I haven’t written in a while. Since November of last year to be exact. 2019….Wow. What a year. They say you can only know what others are feeling when you have gone through the same experiences yourself.
I was never one to have “anxiety” or “depression” growing up. The reality is that I actually didn’t know what those words really meant. I knew when I was feeling uneasy. I knew when I was feeling sad. I knew when I experienced worry, fear and insecurity, but I just thought those feelings were normal.
In 2019, I felt like I had experienced enough tragedies that my body and soul could possibly handle in one year. In April, 2019, my grandmother passed away at age 87. I had never had someone in my life as close to me pass away before. I think I had been to a whopping 4 total funerals in my whole life up until that point, and by September of last year, I had surpassed that number for the year alone.

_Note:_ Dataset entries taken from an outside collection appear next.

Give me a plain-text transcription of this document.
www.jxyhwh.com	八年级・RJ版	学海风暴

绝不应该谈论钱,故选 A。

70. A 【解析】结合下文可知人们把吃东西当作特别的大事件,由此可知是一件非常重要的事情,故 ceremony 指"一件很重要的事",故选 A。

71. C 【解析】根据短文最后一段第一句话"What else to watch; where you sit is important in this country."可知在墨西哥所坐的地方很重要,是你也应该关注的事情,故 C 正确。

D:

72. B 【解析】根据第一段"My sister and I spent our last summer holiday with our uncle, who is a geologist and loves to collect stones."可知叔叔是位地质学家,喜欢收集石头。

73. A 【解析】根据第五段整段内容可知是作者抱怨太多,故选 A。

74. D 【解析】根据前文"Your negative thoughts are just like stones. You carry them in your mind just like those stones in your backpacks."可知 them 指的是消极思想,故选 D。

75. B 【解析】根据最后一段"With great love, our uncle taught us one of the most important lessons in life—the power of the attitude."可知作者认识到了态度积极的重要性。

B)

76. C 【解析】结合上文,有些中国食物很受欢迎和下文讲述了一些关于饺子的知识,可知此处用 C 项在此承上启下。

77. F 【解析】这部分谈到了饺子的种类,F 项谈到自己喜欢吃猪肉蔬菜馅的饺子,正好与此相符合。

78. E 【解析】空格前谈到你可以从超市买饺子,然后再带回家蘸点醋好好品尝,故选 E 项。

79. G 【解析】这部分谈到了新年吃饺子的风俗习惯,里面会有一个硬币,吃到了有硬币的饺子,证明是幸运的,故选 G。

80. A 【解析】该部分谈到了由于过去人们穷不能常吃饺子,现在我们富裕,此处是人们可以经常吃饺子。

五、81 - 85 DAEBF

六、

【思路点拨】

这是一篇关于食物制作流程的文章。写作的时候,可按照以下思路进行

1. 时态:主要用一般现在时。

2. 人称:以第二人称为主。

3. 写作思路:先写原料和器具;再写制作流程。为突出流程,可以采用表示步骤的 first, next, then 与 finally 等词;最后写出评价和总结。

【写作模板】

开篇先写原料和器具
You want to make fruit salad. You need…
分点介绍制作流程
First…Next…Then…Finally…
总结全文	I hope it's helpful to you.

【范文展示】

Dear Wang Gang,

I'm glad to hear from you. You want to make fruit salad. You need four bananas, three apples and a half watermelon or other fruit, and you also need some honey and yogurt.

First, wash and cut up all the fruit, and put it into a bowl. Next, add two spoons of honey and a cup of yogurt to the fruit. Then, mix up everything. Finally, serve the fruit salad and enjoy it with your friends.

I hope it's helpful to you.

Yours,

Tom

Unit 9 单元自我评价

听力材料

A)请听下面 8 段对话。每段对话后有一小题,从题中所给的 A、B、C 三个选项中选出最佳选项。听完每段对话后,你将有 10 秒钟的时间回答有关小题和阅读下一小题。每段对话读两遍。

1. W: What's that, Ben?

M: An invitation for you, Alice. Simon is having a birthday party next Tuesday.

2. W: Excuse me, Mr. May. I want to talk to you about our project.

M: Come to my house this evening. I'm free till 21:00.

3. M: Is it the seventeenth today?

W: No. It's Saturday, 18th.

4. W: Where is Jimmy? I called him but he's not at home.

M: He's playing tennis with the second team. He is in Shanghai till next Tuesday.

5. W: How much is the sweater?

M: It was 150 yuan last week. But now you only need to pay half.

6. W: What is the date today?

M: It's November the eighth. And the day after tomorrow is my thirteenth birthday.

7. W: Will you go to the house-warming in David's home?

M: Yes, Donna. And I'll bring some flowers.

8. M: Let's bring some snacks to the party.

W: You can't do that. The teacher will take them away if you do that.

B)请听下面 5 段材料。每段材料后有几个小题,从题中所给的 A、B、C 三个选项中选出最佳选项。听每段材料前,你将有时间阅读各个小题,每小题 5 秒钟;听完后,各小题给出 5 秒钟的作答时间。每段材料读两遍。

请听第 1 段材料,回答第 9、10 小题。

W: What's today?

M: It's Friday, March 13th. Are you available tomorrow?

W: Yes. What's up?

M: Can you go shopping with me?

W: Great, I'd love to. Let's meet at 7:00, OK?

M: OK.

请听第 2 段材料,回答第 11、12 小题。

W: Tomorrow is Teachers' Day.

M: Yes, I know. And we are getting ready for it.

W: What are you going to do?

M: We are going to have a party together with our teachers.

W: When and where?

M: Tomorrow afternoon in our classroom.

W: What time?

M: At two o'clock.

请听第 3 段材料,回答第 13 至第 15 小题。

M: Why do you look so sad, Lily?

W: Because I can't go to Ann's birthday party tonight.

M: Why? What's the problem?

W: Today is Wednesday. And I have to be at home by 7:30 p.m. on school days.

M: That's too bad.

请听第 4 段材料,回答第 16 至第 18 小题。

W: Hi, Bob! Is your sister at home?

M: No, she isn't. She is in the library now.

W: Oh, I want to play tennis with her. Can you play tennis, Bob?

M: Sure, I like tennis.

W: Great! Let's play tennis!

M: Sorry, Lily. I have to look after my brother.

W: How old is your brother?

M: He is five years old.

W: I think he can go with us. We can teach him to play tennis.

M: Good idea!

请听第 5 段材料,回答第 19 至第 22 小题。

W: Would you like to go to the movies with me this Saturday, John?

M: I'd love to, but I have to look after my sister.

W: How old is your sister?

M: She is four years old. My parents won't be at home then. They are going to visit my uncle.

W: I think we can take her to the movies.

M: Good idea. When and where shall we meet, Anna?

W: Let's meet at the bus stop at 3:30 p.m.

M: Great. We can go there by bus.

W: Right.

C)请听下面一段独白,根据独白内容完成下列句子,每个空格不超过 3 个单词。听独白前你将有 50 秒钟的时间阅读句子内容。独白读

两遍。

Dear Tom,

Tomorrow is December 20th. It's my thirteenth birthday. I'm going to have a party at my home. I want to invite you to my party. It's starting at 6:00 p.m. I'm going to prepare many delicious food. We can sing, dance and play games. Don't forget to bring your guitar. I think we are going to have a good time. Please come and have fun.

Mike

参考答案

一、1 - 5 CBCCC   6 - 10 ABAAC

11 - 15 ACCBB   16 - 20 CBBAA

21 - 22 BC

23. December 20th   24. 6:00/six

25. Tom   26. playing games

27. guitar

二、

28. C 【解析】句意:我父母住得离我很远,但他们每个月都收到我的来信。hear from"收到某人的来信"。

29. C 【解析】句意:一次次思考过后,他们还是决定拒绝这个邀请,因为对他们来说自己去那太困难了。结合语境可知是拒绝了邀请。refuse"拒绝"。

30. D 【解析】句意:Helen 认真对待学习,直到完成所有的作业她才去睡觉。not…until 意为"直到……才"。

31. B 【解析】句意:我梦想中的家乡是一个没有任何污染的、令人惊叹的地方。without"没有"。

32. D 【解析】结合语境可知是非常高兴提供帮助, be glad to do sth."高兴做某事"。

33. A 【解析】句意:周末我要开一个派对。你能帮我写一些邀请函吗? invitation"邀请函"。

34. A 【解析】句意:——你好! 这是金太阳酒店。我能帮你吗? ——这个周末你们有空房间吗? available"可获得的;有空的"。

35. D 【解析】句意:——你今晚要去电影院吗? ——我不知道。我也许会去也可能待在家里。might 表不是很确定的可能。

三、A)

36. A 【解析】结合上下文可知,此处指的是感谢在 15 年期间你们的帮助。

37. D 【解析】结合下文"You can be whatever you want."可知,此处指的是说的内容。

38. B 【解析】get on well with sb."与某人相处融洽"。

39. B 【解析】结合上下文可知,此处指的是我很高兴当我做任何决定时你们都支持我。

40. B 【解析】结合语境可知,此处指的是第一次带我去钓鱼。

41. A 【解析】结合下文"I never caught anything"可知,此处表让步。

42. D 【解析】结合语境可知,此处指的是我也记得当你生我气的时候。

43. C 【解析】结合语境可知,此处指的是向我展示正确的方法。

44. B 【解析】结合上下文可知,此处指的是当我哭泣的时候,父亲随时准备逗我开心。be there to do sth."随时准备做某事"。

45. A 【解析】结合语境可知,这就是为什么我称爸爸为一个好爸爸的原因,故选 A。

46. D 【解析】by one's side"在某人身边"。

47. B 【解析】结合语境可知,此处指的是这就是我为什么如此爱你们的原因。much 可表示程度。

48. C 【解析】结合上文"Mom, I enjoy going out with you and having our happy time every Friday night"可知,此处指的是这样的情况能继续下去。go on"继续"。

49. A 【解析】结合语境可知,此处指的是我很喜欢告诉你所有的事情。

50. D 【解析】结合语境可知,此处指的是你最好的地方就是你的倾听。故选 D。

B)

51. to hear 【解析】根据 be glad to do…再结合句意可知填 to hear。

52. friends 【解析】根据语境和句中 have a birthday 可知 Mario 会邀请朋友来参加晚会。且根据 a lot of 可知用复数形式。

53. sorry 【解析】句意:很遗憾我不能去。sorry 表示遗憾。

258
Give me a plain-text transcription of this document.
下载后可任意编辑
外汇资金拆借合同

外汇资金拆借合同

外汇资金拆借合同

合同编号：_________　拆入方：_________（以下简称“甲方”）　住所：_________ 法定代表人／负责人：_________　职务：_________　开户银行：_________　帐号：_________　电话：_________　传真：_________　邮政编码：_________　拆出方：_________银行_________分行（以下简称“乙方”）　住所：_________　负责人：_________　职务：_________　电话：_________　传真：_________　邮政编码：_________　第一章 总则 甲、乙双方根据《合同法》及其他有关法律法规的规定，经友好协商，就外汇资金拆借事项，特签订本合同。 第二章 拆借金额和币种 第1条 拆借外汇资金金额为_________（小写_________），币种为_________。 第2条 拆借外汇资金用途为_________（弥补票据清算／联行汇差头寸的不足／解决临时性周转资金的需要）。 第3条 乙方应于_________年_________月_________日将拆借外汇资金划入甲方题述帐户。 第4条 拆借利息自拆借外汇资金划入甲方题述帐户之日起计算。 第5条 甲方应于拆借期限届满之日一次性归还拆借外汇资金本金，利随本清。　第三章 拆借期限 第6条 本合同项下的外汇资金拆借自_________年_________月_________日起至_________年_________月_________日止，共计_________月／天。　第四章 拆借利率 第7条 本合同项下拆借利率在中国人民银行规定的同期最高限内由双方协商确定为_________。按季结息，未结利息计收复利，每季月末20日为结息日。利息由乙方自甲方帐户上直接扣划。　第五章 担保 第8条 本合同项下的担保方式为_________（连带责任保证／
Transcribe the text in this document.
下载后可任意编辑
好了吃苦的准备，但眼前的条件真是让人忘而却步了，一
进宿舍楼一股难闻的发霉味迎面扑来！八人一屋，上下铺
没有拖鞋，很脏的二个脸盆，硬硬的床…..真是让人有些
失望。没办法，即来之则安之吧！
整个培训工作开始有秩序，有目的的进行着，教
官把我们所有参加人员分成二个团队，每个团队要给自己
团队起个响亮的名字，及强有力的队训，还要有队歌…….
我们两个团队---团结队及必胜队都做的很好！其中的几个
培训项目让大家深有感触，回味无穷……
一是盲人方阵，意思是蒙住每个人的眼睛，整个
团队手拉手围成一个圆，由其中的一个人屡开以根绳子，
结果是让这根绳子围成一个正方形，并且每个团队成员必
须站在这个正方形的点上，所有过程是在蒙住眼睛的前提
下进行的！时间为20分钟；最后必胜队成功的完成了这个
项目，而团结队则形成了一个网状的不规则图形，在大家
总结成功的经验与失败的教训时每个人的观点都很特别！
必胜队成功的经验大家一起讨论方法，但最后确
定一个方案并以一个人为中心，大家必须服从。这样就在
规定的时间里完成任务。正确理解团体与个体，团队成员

For those of you who have experienced the loss of a loved one, you’ve probably found that it changes you. It changes those around you who were impacted also. You start to see a person’s true colors, including the colors of the loved one lost. You discover things about that person that you were unaware of. Secrets they kept. Pain they hid.
Some moments occured after her passing that I wish I hadn’t of heard, felt or seen. I experienced emotional pain and uncontrolled anger that I started to take out on others, and some that was taken out on me from other family members.
In addition to her death in 2019, I had to have a major surgery performed on my jaw that put me out of commission for months, causing great pain and facial changes. Although these changes were positive, it was so hard to look at myself in the mirror and see a different person. I cried the first time I saw my face after the surgery; of course my face was swollen to about the size of a watermelon then.
During recovery, I dropped about 20 lbs due to having to eat meals through a syringe while my mouth was banded shut for 6 weeks. I was happy about the weight loss because I had put on the extra weight intentially prior to surgery.
Then, the unexpected happened. Depression.
The big “D” word that I thought I would never deal with. I thought depression was only for those with mental illness. I wasn’t aware that it could happen to anyone, certainly not to me.
Thinking back, I had a lot to be sad about at the time, at least I thought I did. I had lost my grandmother, and because of which, I had cut ties with other family members. I wasn’t happy with my job at the time. I had undergone the biggest surgery of my life to date and experienced significant changes, positive or not.
I had no idea that “situational depression” existed. I had no idea that I could wake up sad every day and some days know why I was sad, but others days not know why. I had been through physical and emotional trauma without putting a label on it.
I experienced these feelings for about 4 months. Wallowing daily, thinking about the unknown. I had just turned 30 and thought that my life was over, because there were so many things that I had not accomplished by then. How ridiculous, right?
Then, one day, something just clicked. Like a light bulb that had been off for those 4 brutal months had finally been turned on, and the sunshine was starting to peep through. “What am I doing?”, I thought.
I decided to seek out “self help” from online motivational speakers. I watched videos daily of how to become “the greatest version of myself”. I started listening to podcasts, reading books and meditating more. I started a “gratefulness” journal to write in every morning. <<< This was big.
I realized that I am the only person in this world that can change how I am feeling. I am the only person who can change MY perspective in life. My location, my career, my surgeon, even my therapist could not do that for me. Only me.
Sometimes, it just takes the question in your mind of “What on earth am I doing?” to really motivate change. It takes the action of wiping your tears, getting up off of that couch, and taking the first few baby steps to moving forward.
I’ve found that positive self talk is also huge. Telling myself in my head and leaving notes for myself to see every day, that I AM ENOUGH. I AM STRONG. I AM BRAVE. I AM DRIVEN. I AM IN CONTROL OF MY DESTINY.
Life is all about reaction. Waves of doubt and struggle will come in your life at some point. They will come at you with full force and fury, but the waves will eventually crash. It is up to you to decide whether you are going to drown, or whether you are going to learn to surf.
On January 1st of 2020, I got this tattoo to remind myself of that. In the sea of life, there will be many waves. Even after you think the biggest one has crashed, there will be another following closely behind it.
How will you react? Will you allow yourself to drown in your misery, saying “woe is me”, or will you take that step to grab that surfboard and ride those waves?
You are brave. You are strong. YOU ARE ENOUGH.